Menjelang Sumpah Pemuda pada Oktober 1928, Ki Hadjar Dewantara menetapkan dasar dan strategi pendidikan nasional yang nasionalistik. Ia menekankan pentingnya pendidikan yang berbasis kebangsaan agar anak-anak mencintai bangsa dan tidak menjadi lawan bangsanya. Prinsip-prinsip ini kemudian diadopsi dalam Pasal 31 dan Pasal 32 UUD 1945 yang dirumuskan saat Ki Hadjar menjadi anggota BPUPKI dan PPKI. Pasal 31 menyatakan bahwa setiap warga negara berhak mendapatkan pendidikan, dan pemerintah bertanggung jawab menyelenggarakan sistem pendidikan nasional.

Pada tahun 2002, Pasal 31 UUD 1945 diamandemen dengan beberapa tambahan, termasuk kewajiban warga negara untuk mengikuti pendidikan dasar dan kewajiban pemerintah untuk membiayainya. Amandemen ini juga menekankan pentingnya pendidikan yang meningkatkan keimanan, ketaqwaan, serta akhlak mulia, dan mengalokasikan minimal 20% anggaran negara untuk pendidikan.

Ki Hadjar Dewantara memandang pentingnya satu sistem pendidikan nasional untuk membentuk identitas dan kebangsaan Indonesia yang utuh.
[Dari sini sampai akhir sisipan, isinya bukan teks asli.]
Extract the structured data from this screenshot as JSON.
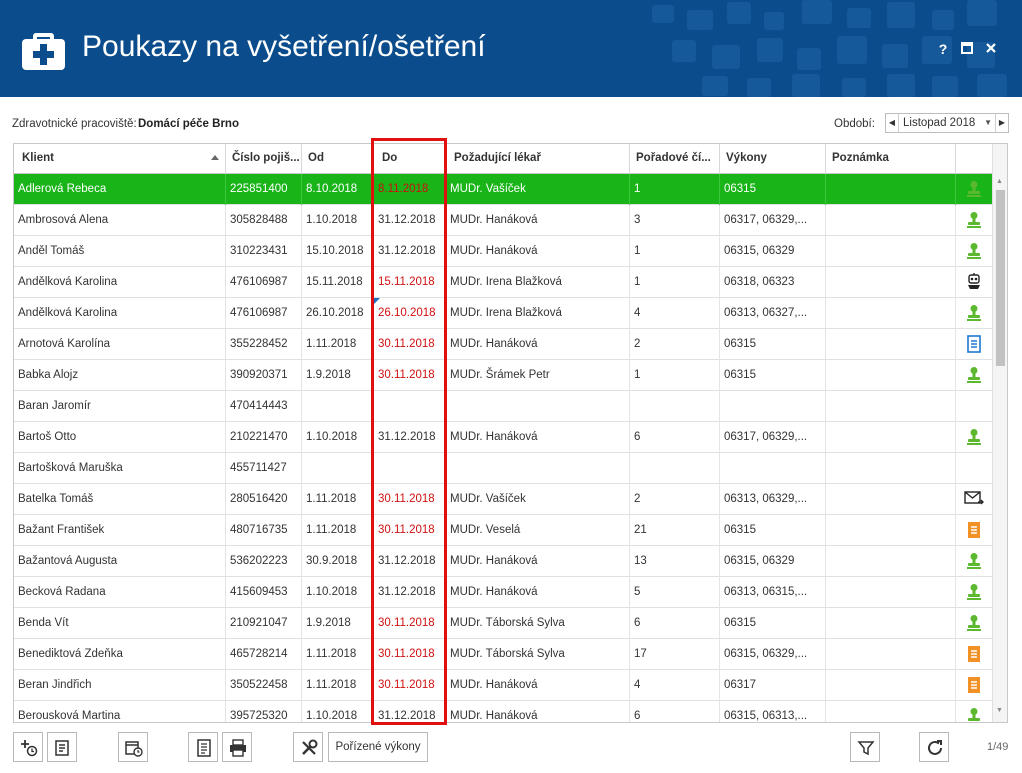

Namun, ia mungkin akan kecewa dengan penyelenggaraan pendidikan nasional saat ini, yang sering kali menyimpang dari tujuan aslinya. Pendidikan di Indonesia kini menjadi mahal dan banyak disalahgunakan sebagai barang dagangan, sehingga hanya anak-anak dari keluarga kaya yang dapat mengakses pendidikan tinggi. Penyelewengan anggaran dan pelaksanaan anggaran pendidikan pun banyak terjadi.

Meskipun jumlah sekolah dan lulusan meningkat, Ki Hadjar mungkin akan kecewa melihat persaingan antara sekolah negeri dan swasta yang menyebabkan kesulitan bagi banyak sekolah swasta, termasuk Tamansiswa. Pemerintah memang memberikan bantuan kepada sekolah swasta, tetapi arah dan prioritas pendidikan nasional masih tidak jelas. Konsep “merdeka belajar” saat ini berbeda dengan ajaran Ki Hadjar tentang “belajar merdeka,” yang menekankan kemandirian dan kemampuan mengelola kekayaan alam sendiri.

Ki Hadjar juga mengajarkan pentingnya hidup mandiri dan tidak bergantung pada bantuan pihak luar. Namun, modernisasi dan globalisasi menggeser paradigma ini, sehingga nasionalisme Tamansiswa tidak lagi menarik di dunia modern. Tamansiswa perlu mengingatkan masyarakat tentang kesalahan arah pendidikan dan berperan aktif dalam memperjuangkan hak-hak sejarah sekolah-sekolah swasta.

Tamansiswa didirikan dengan prinsip “SUCI TATANGESTI TUNGGAL,” yang berarti hidup dengan kesucian hati dan ketertiban lahir untuk mencapai kesatuan dan kesempurnaan. Untuk menjaga kelangsungan Tamansiswa, semua pihak harus rela berkorban dan disiplin mengikuti ketentuan bersama. Hanya dengan demikian, Tamansiswa dapat terus berperan dalam meluruskan arah pendidikan nasional dan mempertahankan warisan historisnya.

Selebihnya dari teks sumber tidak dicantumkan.